FRANCES SAMUEL

Life-drawing class

The book said if you wanted a cow 
you drew the cow. 
And if you wanted the milk 
you drew the milk. 
And if you didn’t want that snowflake anymore 
you simply joined the points together 
to make a spider’s web.

On the course, the advanced students would draw the sun 
then smudge the edge of the circle 
to warm up the room. 
The same technique made a static star shoot, 
then you could wish on it—for anything. 
I sensed the power of what I was learning.

There was one rule: you couldn’t erase. 
If you didn’t like something you drew, 
if the elbows of that tree were stabbing birds, 
you had to keep drawing. 
'Draw again. Draw better.’ was the brand’s tagline.

But if an online class has a back corner, then I was in it. 
I was flailing in a whirlpool of my own sketching. 
I had to draw my mum to get me out.

As she spoke, full of concern, 
I drew some coins: soothing, repetitious rounds. 
Mum recited my student debt (my age plus three zeros), 
and lack of pitched roof, weatherproof shoes, pot-luck dinner invites.

Boy, those coins were really mounting up! 
I ran their coolness through my fingers. 
Mum tested the metal with her teeth.

Every pencil in my pocket—HB, 2B— 
well I threw them away like crutches. 
Then I filled my pockets with my new wealth.

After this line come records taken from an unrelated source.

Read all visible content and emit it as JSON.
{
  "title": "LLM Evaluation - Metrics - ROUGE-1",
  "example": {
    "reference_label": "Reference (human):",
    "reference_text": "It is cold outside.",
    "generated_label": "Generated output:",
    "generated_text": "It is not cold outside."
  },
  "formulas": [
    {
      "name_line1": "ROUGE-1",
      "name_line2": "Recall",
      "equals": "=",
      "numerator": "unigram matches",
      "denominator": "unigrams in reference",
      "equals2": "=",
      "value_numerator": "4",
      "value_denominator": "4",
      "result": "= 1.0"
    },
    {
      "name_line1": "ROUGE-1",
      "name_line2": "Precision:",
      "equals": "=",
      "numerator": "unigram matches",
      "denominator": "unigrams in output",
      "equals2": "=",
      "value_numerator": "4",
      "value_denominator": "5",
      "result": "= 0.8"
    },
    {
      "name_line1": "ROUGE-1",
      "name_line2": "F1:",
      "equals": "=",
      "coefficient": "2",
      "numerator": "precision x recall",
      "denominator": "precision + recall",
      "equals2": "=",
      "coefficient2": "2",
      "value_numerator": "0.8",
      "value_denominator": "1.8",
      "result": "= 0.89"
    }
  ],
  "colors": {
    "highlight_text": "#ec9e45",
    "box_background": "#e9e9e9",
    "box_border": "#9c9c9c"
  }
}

When I drew the river and walked into it, 
those coins worked better than stones.

Frances Samuel’s first book of poems, Sleeping on Horseback, was published in 2014 by Victoria University Press. She lives in Wellington and works as a writer at Te Papa Tongarewa, New Zealand's national museum.

Samuel comments: ‘The speaker in the poem is a stranger I saw—long ago, from a great distance—browsing the self-help section in Unity Books, Wellington. They were probably just waiting for someone, not really looking for answers. The ending still surprises me.’